The bank’s performance in the first half was supported by strong lending activity, with loan disbursements totaling €4 billion, including €2.4 billion in the second quarter alone. The increase in corporate lending, coupled with a sharp rise in fee income, helped absorb the negative impact of declining interest rates. Fee income grew by 14 percent year-on-year in the first half of 2025, driven by both retail and corporate banking. Investment product commissions surged by 66 percent, card fees increased by 11 percent, and corporate finance-related fees rose by 37 percent.
Mylonas highlighted that NBG’s strong capital base is a key competitive advantage. The bank’s Common Equity Tier 1 (CET1) ratio reached 18.9 percent, providing what he described as “unique strategic flexibility” to pursue both organic and inorganic growth opportunities while delivering returns to shareholders. He noted that the bank’s surplus capital, which exceeds 4 percent above the regulatory minimum, will be strategically deployed through lending expansion, potential acquisitions, and higher dividends.
Organic growth will be fueled by the recovery of previously non-performing loans (reperforming loans) and syndicated lending, while non-organic growth opportunities are under consideration as part of the bank’s ongoing transformation. “We have shown patience over time and will not undertake anything that would dilute shareholder value,” Mylonas emphasized.
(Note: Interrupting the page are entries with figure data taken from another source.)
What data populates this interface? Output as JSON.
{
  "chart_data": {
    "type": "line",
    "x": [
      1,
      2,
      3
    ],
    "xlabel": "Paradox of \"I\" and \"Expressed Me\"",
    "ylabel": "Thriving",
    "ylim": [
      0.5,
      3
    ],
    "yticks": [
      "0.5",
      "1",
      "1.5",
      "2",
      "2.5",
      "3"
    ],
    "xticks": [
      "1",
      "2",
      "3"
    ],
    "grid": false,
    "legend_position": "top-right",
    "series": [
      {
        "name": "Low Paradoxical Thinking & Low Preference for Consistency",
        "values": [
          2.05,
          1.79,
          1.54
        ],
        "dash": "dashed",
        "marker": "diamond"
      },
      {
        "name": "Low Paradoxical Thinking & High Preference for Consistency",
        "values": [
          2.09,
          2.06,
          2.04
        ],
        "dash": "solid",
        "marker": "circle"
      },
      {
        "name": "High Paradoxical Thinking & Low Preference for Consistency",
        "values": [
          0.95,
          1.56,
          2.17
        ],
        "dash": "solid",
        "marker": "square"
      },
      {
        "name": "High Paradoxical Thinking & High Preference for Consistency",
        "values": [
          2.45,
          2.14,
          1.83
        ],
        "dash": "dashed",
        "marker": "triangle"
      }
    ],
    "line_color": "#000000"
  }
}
The bank’s net interest income fell by 9 percent year-on-year due to the steep drop in interest rates, but this was offset by revenue resilience. Performing loans increased by €1.2 billion in the second quarter, bringing the total increase since the start of the year to €1.5 billion. Additionally, income from hedging customer deposits and the gradual repricing of time deposits provided further support to earnings.